If you’ve just thrashed the life out of those lats, treat them with kindness. Make sure to give them the attention to detail they deserve and really spend some time here post-workout. Also, it’s recommended you target large superficial muscle groups at this time.
Is something sore, tight or plain uncomfortable? Yeah, you guessed it – massage away. Obviously, if there is a real issue with pain you should always seek out the advice of a registered professional. However, for general gym goer wear and tear, try the foam roller.
All you need to get going is the ground, your own bodyweight and the foam roller itself. If you’re a newbie to rolling, grab a-hold of one of the softer, less aggressive types.
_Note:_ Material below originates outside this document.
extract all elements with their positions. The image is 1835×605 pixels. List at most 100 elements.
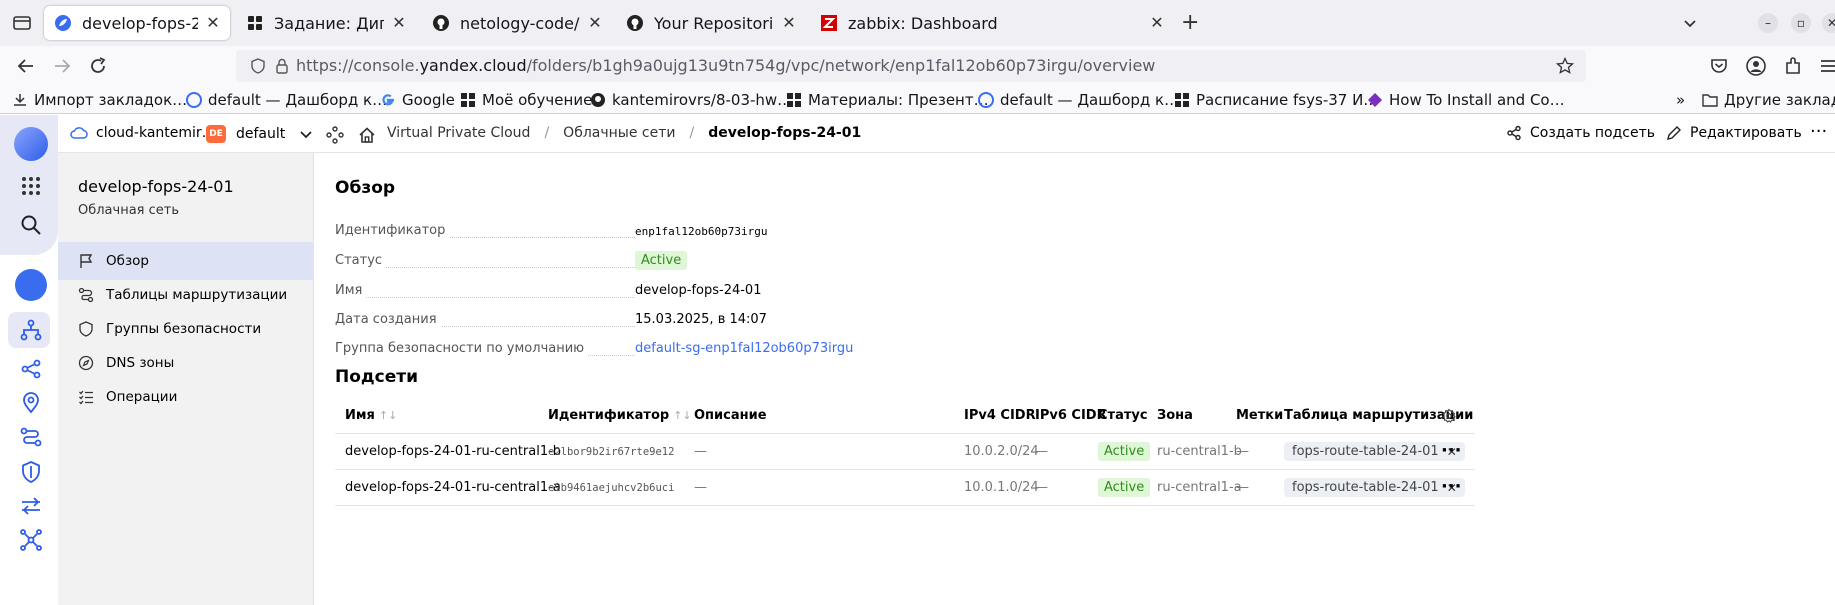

Once you have your roller to hand, it’s time to target the areas that need the attention. The trick is to move slowly and to go no faster than an inch per second. You need to create the necessary pressure and friction to work the knot, so seriously put in the time.
When you find the knot spend around 30 to 60 seconds there. Eventually the pain and discomfort should reduce and disappear during this time. However, if it doesn’t, loosen the area immediately around it and try again.
Bro, we all know you’re as tough as a barn nail. But it’s important to know the difference between discomfort and outright damaging pain.
If putting pressure on the spot feels like an 11+ on the pain scale and leaves you howling like a banshee, stop! Work on the surrounding area instead or opt for a softer roller.
Gravity is your friend so use it to your advantage. Manipulate your bodyweight using your hands, feet and the natural pull of the earth to apply less or more pressure.
When doing so, try to stay away from:
- The lower back
- Hitting the same spot until you’re overly sore
- Targeting the same area heavily two days in a row
The rest our friend is fair game.
A foam roller should be a staple in your gym bag, next to a sick set of headphones and a shaker bottle. The many benefits a little self myofascial release can give a man is well worth it’s minimal price-tag.
The whole process doesn’t need to take hours but could significantly boost your overall performance. If you’re serious about your physique, you need to grab one of these dudes.
There’s many guides online on specific techniques for different areas. Hell, we’ve even seen fully fledged tomes dedicated to the subject.
Just remember to snipe out the muscle groups you plan to use for a session and get selfish with your rolling time afterwards. As with anything, you only get out what you put in.
Wow!! How amazing that a piece of foam can do all this!!!!! I got one last week when you told me this, but didn’t realize all the effects it has. I can feel the difference, I’m doing it slow. Thank you for helping me?
So glad to hear the foam roller is working well for you. Good luck and keep on rolling.
However, you may reduce the frequency of needing those teeth cleaned. Just as it happens in humans, brushing a dogs teeth removes only the plaque from the surface of the teeth, but doesnt do much for plaque that manages to go under the gums.